У меня есть к Вам ряд вопросов, которые находятся на грани научного знания о детстве и реальной жизни. Как Вы оцениваете существующую у нас в обществе степень приобщения широких слоев населения к научным знаниям о воспитания детей: как высокую или как существование двух разных реальностей?
Мария Тендрякова: Я бы все же сказала, что представление о детстве в мире науке и наша повседневность, — это существование двух разных реальностей, которые иногда встречаются и пытаются вести диалог, но с разным успехом.
Никто не спорит с тем, что у нас в стране существуют давние педагогические традиции. Но педагогика — это наука о том, как научить ребенка, экипировать его знаниями и навыками, при помощи каких педагогических приемов это сделать. Это наука о том, как и чему научить. Она включает также и школьные программы, и «педагогику детского сада»[2] Ф. Фребеля, которая к нам пришла, может быть, несколько позже, чем в Европейские страны. У нас его последователем был Е.А.Покровский (1834—1895), врач гигиенист, педагог, который занимался исследованием детского была, практиками ухода за детьми. В те времена в одном лице могли соединиться и врач-гигиенист, и педагог, и фольклорист-этнограф, у Покровского были работы и по физическому развитию ребенка, и по детскому фольклору, и по детским играм.
Потом случился трагичный поворот в российской науке, и новаторские экспериментальные исследования развития ребенка и детства оказались под запретом. Дело в том, что в конце XIX в. — нач.XX в. возникла наука педология*, которая пыталась повернуться лицом к детям и заниматься ребенком в целом. Не только тем, как учить, но и особенностями детского возраста, нравственного развития ребенка, тем, как он решает задачки, как растет, как он рисует и видит мир… — всем-всем этим начали заниматься.
Потом появились «child-studies» – в 1920-е годы стало преобладать психологическое направление исследований и многоплановые тестирования детей. Тесты были совсем новым методом для исследований ребенка. Они казались иногда смешными, иногда наивными. Популярна педология была и в СССР. Педологами себя считали и Лев Семёнович Выготский (1896-1934), и Павел Петрович Блонский (1884-1941), и Михаил Яковлевич Басов (1892-1931) – столпы и основоположники нашей отечественной психологии. В молодом Советском Союзе это все было связано со стремлением построить новое общество, создать нового человека. Вместо старой школы с ее начетничеством, Законом Божьим, с учителями, которые били линейкой… — в стране хотели создать новую школу, тестами определять способности учеников, развивать прирожденные склонности… Шел поиск. Конечно, было много всяких перегибов. Тот же К. Чуковский спорил с педологами, которые создавали рационального «нового человека». Ему претили их формальные методы, а они в свою очередь обрушивались на Чуковского с критикой его «лепых нелепиц» и презирали сказки…
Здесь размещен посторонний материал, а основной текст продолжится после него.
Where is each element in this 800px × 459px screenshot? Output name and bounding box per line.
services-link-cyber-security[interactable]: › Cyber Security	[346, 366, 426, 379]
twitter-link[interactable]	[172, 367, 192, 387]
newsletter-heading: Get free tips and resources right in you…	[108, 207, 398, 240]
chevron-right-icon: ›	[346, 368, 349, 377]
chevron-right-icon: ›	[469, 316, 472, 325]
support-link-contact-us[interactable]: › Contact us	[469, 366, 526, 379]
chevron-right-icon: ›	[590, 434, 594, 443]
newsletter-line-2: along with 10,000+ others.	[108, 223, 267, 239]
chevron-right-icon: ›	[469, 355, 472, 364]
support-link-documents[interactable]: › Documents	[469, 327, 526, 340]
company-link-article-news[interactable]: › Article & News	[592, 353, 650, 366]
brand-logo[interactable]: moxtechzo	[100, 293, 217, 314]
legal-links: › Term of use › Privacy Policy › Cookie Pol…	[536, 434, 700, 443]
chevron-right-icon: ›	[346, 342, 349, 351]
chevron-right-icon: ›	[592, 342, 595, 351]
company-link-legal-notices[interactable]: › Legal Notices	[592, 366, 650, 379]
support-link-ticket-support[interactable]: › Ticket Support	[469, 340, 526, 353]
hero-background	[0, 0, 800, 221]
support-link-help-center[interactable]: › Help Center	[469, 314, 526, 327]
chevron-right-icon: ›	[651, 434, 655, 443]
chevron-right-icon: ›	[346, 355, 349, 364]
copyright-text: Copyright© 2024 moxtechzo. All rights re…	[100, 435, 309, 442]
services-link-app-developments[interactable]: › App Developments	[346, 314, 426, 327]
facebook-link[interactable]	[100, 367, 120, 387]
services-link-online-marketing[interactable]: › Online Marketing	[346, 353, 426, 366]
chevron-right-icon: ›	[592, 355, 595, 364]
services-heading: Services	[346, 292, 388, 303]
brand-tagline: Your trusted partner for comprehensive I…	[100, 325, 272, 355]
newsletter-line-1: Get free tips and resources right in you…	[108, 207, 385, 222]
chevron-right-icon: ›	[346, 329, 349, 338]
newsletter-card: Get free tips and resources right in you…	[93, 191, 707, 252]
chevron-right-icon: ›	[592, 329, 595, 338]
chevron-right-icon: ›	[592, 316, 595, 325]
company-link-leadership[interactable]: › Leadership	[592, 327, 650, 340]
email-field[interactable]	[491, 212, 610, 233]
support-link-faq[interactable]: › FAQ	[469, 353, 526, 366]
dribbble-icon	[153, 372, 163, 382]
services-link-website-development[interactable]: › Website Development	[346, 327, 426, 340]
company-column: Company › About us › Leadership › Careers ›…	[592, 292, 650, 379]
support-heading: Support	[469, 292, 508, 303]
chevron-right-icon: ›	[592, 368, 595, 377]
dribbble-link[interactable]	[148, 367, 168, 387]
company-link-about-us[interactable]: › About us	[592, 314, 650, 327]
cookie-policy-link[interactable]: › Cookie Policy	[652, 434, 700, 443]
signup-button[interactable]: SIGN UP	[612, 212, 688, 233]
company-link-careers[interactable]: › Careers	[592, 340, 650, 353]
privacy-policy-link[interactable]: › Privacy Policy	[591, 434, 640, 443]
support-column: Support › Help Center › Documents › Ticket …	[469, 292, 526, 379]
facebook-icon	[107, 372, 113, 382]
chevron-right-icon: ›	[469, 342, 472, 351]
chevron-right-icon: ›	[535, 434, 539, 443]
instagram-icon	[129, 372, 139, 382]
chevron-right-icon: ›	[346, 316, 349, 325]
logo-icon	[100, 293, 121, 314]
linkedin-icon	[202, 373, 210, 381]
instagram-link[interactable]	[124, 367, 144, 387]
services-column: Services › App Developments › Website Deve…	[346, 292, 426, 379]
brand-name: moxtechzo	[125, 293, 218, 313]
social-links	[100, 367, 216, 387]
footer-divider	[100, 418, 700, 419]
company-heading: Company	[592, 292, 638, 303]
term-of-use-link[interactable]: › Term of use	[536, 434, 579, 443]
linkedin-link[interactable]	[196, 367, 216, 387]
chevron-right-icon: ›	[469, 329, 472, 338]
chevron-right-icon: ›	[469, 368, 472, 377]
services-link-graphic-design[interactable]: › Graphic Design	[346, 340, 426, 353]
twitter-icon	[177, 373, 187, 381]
В педологии всего мира шли искания. Её критиковали. Но у нас она оказалась репрессированной наукой, в прямом смысле слова — как генетика и кибернетика.
МЛ.: Почему?
МТ.: Потому что в июле 1936 г. вышло знаменитое постановление ЦК ВКП(б) «О педологических извращениях»: «ликвидировать звено педологов в школах и изъять педологические учебники, /…/ упразднить преподавание педологии,.. раскритиковать в печати все вышедшие до сих пор теоретические книги теперешних педологов»[3]. Педологические исследования были закрыты, было приказано расформировать звено педологов, уничтожить созданные ими книги, убрать их из школы. Последовали увольнения с «волчьими билетами» и аресты. В 1936 г. это было смерти подобно. Л.С. Выготский успел умереть в 1934 году, он не дожил до разгрома и гонений.
Короче говоря, у нас не только генетика и кибернетика, но и педология оказалась репрессированной наукой.
М.Л.: Интересно, почему это так получилось?
М.Т.: До конца это не понятно почему. Есть статьи на эту тему. Версий много. По легенде, переданной старшим поколением психологов, то ли сын А.А.Жданова, главного идеолога страны, то ли сын самого Сталина, во время какого-то рядового тестирования показал низкие баллы, ниже нормы, которые и были озвучены. Так ли обстояло дело? Вряд ли мы когда-нибудь узнаем наверняка. По другой версии (однако не исключающей первую), в Наркомпросе педологические исследования курировались неугодными Сталину руководителями – А.С. Бубновым и Н.К. Крупской. Они принадлежали старой революционной когорте, которая тогда же в 1930-е годы пошла под удар. А за одно с нею и целое научное направление.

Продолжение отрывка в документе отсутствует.